Checking Valid Arithmetic Expression in Lex (in C)

Question

I have to write code for checking if an arithmetic expression is valid or not , in lex. I am aware that I could do this very easily using yacc but doing only in lex is not so easy.

I have written the code below, which for some reason doesn't work. Besides this, i also don't get how to handle binary operators .

My wrong code:

%{
#include <stdio.h>
/* Will be using stack to check the validity of arithetic expressions */
char stack[100];
int top = 0;
int validity =0;S
%}
operand [a-zA-Z0-9_]+

%%
  /* Will consider unary operators (++,--), binary operators(+,-,*,/,^), braces((,)) and assignment operators (=,+=,-=,*=,^=) */
"("                { stack[top++]='(';}
")"                { if(stack[top]!=')') yerror(); else top--;}
[+|"-"|*|/|^|%]    { if(stack[top]!='$') yerror(); else stack[top]=='&';}
"++"          { if(stack[top]!='$') yerror(); else top--;}
[+"-"*^%]?=        { if(top) yerror();}
operand            { if(stack[top]=='&') top--; else stack[top++]='$';}

%%

int yerror()
{
    printf("Invalid Arithmetic Expression\n");
}

Answer 1

First, learn how to write regular expressions in Flex. (Patterns, Flex manual).

Inside a character class ([…]), neither quotes nor stars nor vertical bars are special. To include a - or a ], you can escape them with a \ or put them at the beginning of the list, or in the case of - at the end.

So in:

[+|"-"|*|/|^|%]

The | is just another character in the list, and including it five times doesn't change anything. "-" is a character range consisting only of the character ", although I suppose the intention was to include a -. Probably you wanted [-+*/^%] or [+\-*/^%].

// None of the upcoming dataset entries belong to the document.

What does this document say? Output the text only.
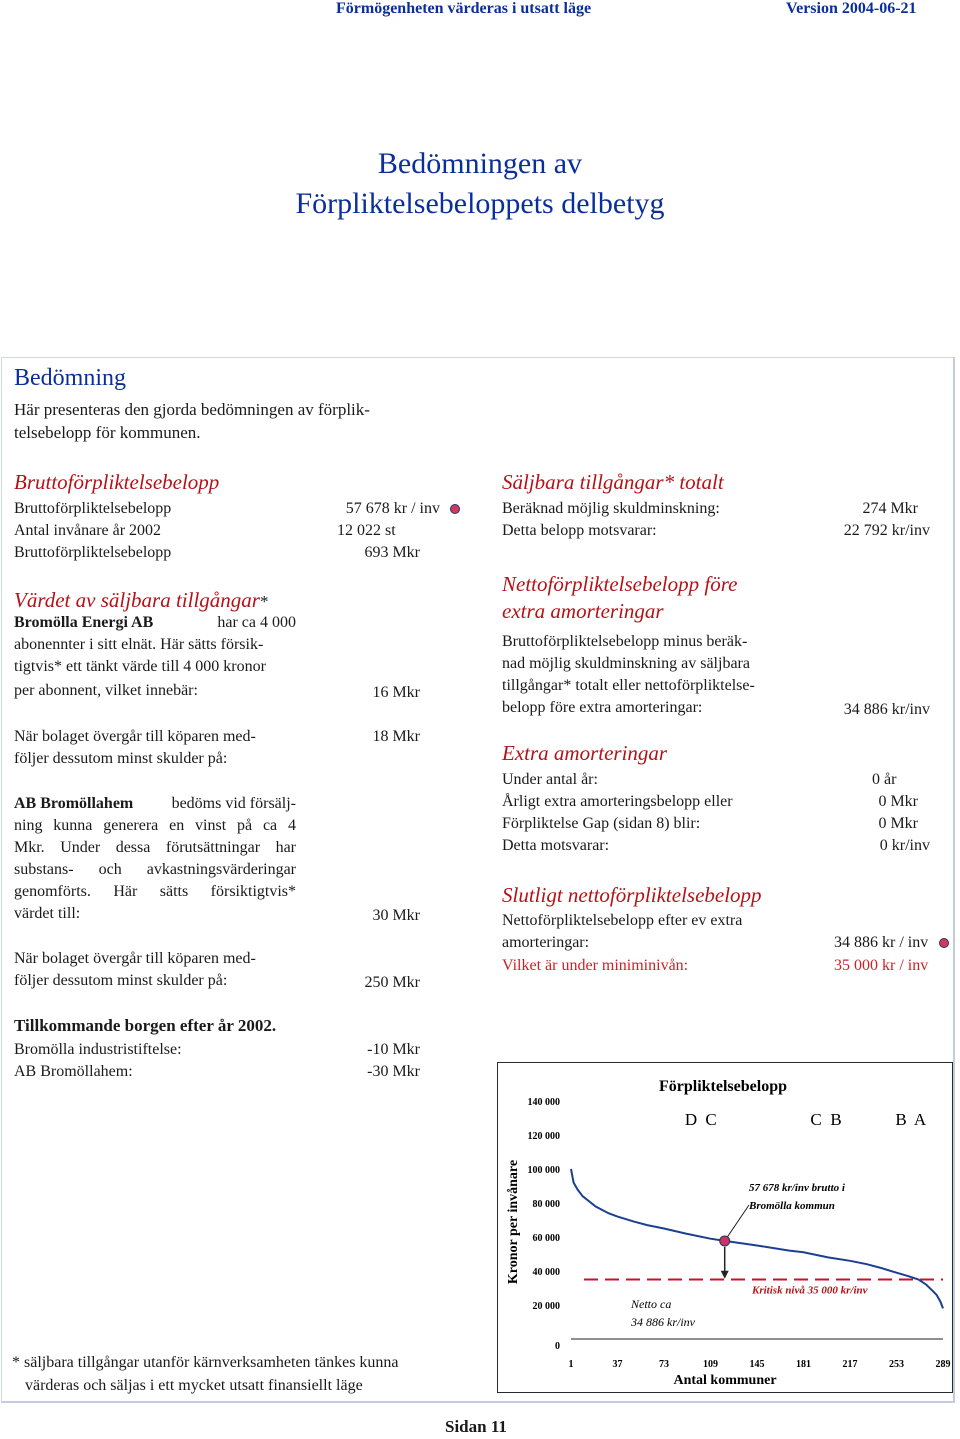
Förmögenheten värderas i utsatt läge	Version 2004-06-21
Bedömningen av
Förpliktelsebeloppets delbetyg
Bedömning
Här presenteras den gjorda bedömningen av förplik-
telsebelopp för kommunen.
Bruttoförpliktelsebelopp
Bruttoförpliktelsebelopp	57 678 kr / inv
Antal invånare år 2002	12 022 st
Bruttoförpliktelsebelopp	693 Mkr
Värdet av säljbara tillgångar*
Bromölla Energi AB	har ca 4 000
abonennter i sitt elnät. Här sätts försik-
tigtvis* ett tänkt värde till 4 000 kronor
per abonnent, vilket innebär:	16 Mkr
När bolaget övergår till köparen med-	18 Mkr
följer dessutom minst skulder på:
AB Bromöllahem bedöms vid försälj-
ning kunna generera en vinst på ca 4
Mkr. Under dessa förutsättningar har
substans- och avkastningsvärderingar
genomförts. Här sätts försiktigtvis*
värdet till:	30 Mkr
När bolaget övergår till köparen med-
följer dessutom minst skulder på:	250 Mkr
Tillkommande borgen efter år 2002.
Bromölla industristiftelse:	-10 Mkr
AB Bromöllahem:	-30 Mkr
* säljbara tillgångar utanför kärnverksamheten tänkes kunna
värderas och säljas i ett mycket utsatt finansiellt läge
Säljbara tillgångar* totalt
Beräknad möjlig skuldminskning:	274 Mkr
Detta belopp motsvarar:	22 792 kr/inv
Nettoförpliktelsebelopp före
extra amorteringar
Bruttoförpliktelsebelopp minus beräk-
nad möjlig skuldminskning av säljbara
tillgångar* totalt eller nettoförpliktelse-
belopp före extra amorteringar:	34 886 kr/inv
Extra amorteringar
Under antal år:	0 år
Årligt extra amorteringsbelopp eller	0 Mkr
Förpliktelse Gap (sidan 8) blir:	0 Mkr
Detta motsvarar:	0 kr/inv
Slutligt nettoförpliktelsebelopp
Nettoförpliktelsebelopp efter ev extra
amorteringar:	34 886 kr / inv
Vilket är under miniminivån:	35 000 kr / inv
Förpliktelsebelopp
0
20 000
40 000
60 000
80 000
100 000
120 000
140 000
1	37	73	109	145	181	217	253	289
Antal kommuner
Kronor per invånare
D C	C B	B A
Kritisk nivå 35 000 kr/inv
57 678 kr/inv brutto i
Bromölla kommun
Netto ca
34 886 kr/inv
Sidan 11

There is no way that the flex scanner can guess that a + (for example) is a unary operator instead of a binary operator, and putting it twice in the list of rules won't do anything; the first rule will always take effect.

Finally, if you use definitions (like operand) in your patterns, you have to enclose them in braces: {operand}; otherwise, flex will interpret it as a simple keyword.

And a hint for the assignment itself: A valid unparenthesized arithmetic expression can be simplified into the regular expression:

term    {prefix-operator}*{operand}{postfix-operator}*
expr    {term}({infix-operator}{term})*

But you can't use that directly because (a) it doesn't deal with parentheses, (b) you probably need to allow whitespace, and (c) it doesn't correctly reject a+++++b because C insists on the "maximal munch" rule for lexical scans, so that is not the same as the correct expression a++ + ++b.

You can, however, translate the above regular expression into a very simple two-state state machine.